Design and construction
- Architects: V. N. Kim [ru], A. P. Zuev, T. S. Abildaev et al.

= Pioneers Palace (Almaty) =

The Almaty Pioneers Palace (Russian: Алматинский дворец школьников, tr. almatinskii dvorets shkolnikov, Алматы мектеп оқушылары сарайы) is a Pioneers Palace, an institution from the Soviet Union to provide after-school education for children, built in Almaty in 1983.

== History ==
In 1978 the first secretary of the Central Committee of the Communist Party of Kazakhstan Dinmukhamed Kunaev decided to build the palace. Construction began in 1979 and finished in 1983. The team of architects included V. N. Kim, A. P. Zuev, T. S. Abildaev and others. The team of architects was awarded a diploma of the Supreme Soviet of the Kazakh Soviet Socialist Republic.

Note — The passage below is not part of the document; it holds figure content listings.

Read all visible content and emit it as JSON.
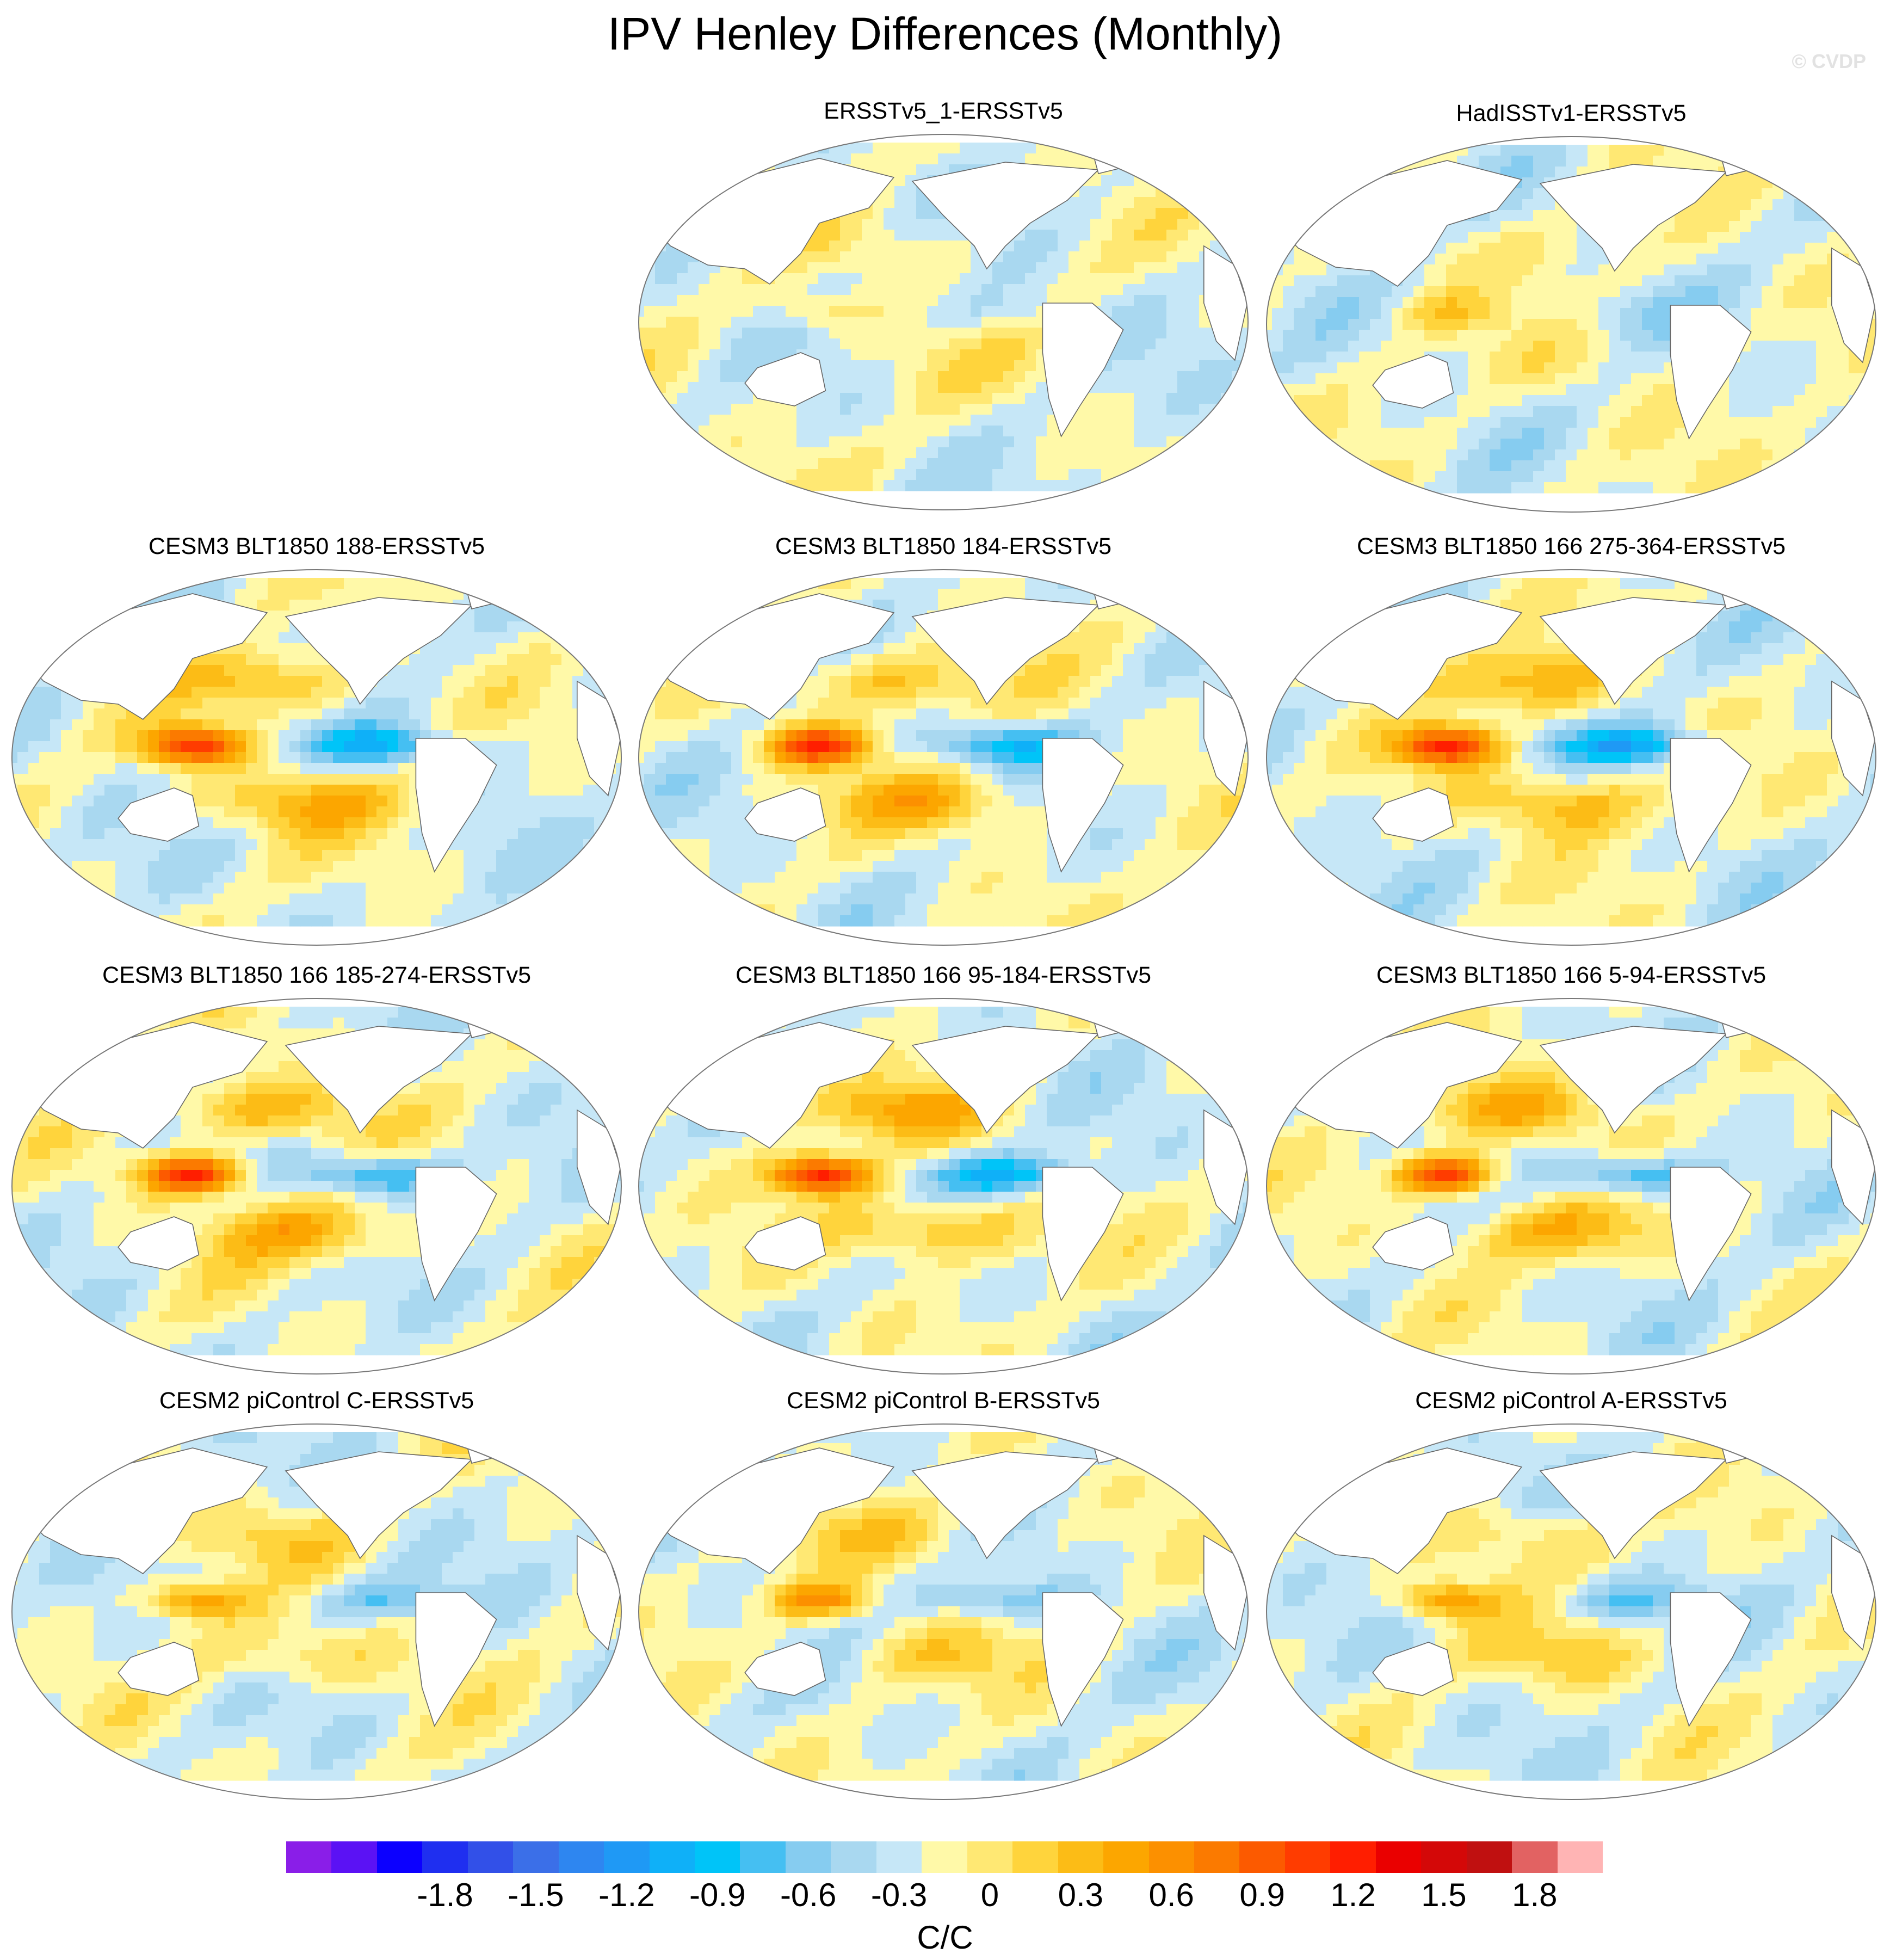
{
  "title": "IPV Henley Differences (Monthly)",
  "watermark": "© CVDP",
  "panels": [
    {
      "title": "ERSSTv5_1-ERSSTv5",
      "amp": 0.25,
      "seed": 1,
      "ncols": 1,
      "ncolpos": 0.3
    },
    {
      "title": "HadISSTv1-ERSSTv5",
      "amp": 0.25,
      "seed": 2,
      "ncols": 1,
      "ncolpos": 0.3
    },
    {
      "title": "CESM3 BLT1850 188-ERSSTv5",
      "amp": 1.0,
      "seed": 3,
      "ncols": 1,
      "ncolpos": 0.6
    },
    {
      "title": "CESM3 BLT1850 184-ERSSTv5",
      "amp": 1.0,
      "seed": 4,
      "ncols": 1,
      "ncolpos": 0.6
    },
    {
      "title": "CESM3 BLT1850 166 275-364-ERSSTv5",
      "amp": 1.05,
      "seed": 5,
      "ncols": 1,
      "ncolpos": 0.6
    },
    {
      "title": "CESM3 BLT1850 166 185-274-ERSSTv5",
      "amp": 1.1,
      "seed": 6,
      "ncols": 1,
      "ncolpos": 0.6
    },
    {
      "title": "CESM3 BLT1850 166 95-184-ERSSTv5",
      "amp": 1.1,
      "seed": 7,
      "ncols": 1,
      "ncolpos": 0.6
    },
    {
      "title": "CESM3 BLT1850 166 5-94-ERSSTv5",
      "amp": 1.05,
      "seed": 8,
      "ncols": 1,
      "ncolpos": 0.6
    },
    {
      "title": "CESM2 piControl C-ERSSTv5",
      "amp": 0.6,
      "seed": 9,
      "ncols": 1,
      "ncolpos": 0.3
    },
    {
      "title": "CESM2 piControl B-ERSSTv5",
      "amp": 0.6,
      "seed": 10,
      "ncols": 1,
      "ncolpos": 0.3
    },
    {
      "title": "CESM2 piControl A-ERSSTv5",
      "amp": 0.6,
      "seed": 11,
      "ncols": 1,
      "ncolpos": 0.3
    }
  ],
  "colorbar": {
    "colors": [
      "#8a1ee8",
      "#5b12f4",
      "#0c00ff",
      "#1f2ff0",
      "#3250e8",
      "#3b6fe8",
      "#2e86f0",
      "#1f99f5",
      "#0fb0f8",
      "#00c4f8",
      "#45bff2",
      "#86ccf0",
      "#a9d8f0",
      "#c6e7f7",
      "#fff9a8",
      "#ffe873",
      "#ffd43c",
      "#fcbc16",
      "#fca600",
      "#fc9000",
      "#fb7a00",
      "#fc5a00",
      "#ff3c00",
      "#ff1e00",
      "#ea0000",
      "#d40808",
      "#c01010",
      "#e26262",
      "#ffb4b4"
    ],
    "tick_labels": [
      "-1.8",
      "-1.5",
      "-1.2",
      "-0.9",
      "-0.6",
      "-0.3",
      "0",
      "0.3",
      "0.6",
      "0.9",
      "1.2",
      "1.5",
      "1.8"
    ],
    "units": "C/C"
  }
}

In 2014, the Pioneers Palace was closed for major reconstruction, the first one in the building's 30-year history. At that time, there were about 80 sports, science and technology, arts and crafts groups. All groups and sections were temporarily transferred to other educational institutions in the city. The reconstruction was finished in 2015.

== Architecture ==
The architectural and planning composition of the four-storey building is in the form of a spiral with pavilion volumes strung on its axis. The main entrance is accented by a grand staircase. The center of the composition is the Celebration hall topped with a dome, to which all groups of rooms of the palace adjoin. Diameter of the dome is 21 meters and its height is 19 meters. The decoration of the Celebration hall is a chandelier, which holds 288 lamps, weighing 3.5 tons, and its diameter is 7 meters. To the left of the dome is a 40-meter observatory tower. Korday and Balkhash granite, shell rock of Mangystau, wood and metal were used in construction. Spacious avenues and squares in front of the building allow for open air mass events. The building is designed for 2,200 schoolchildren. There is an auditorium with 800 seats, rooms for various hobby groups, gyms, a swimming pool and others. It consists of 12 pavilions, with a usable area of over 35,000 square meters.

== Heritage status ==
Since 26 January 1984, the Pioneers Palace has been included in the state list of historical and cultural monuments of local importance in Almaty. Near the Pioneers Palace there is a protective zone, a zone of regulation of development and a zone of protected natural landscape of the objects of historical and cultural heritage.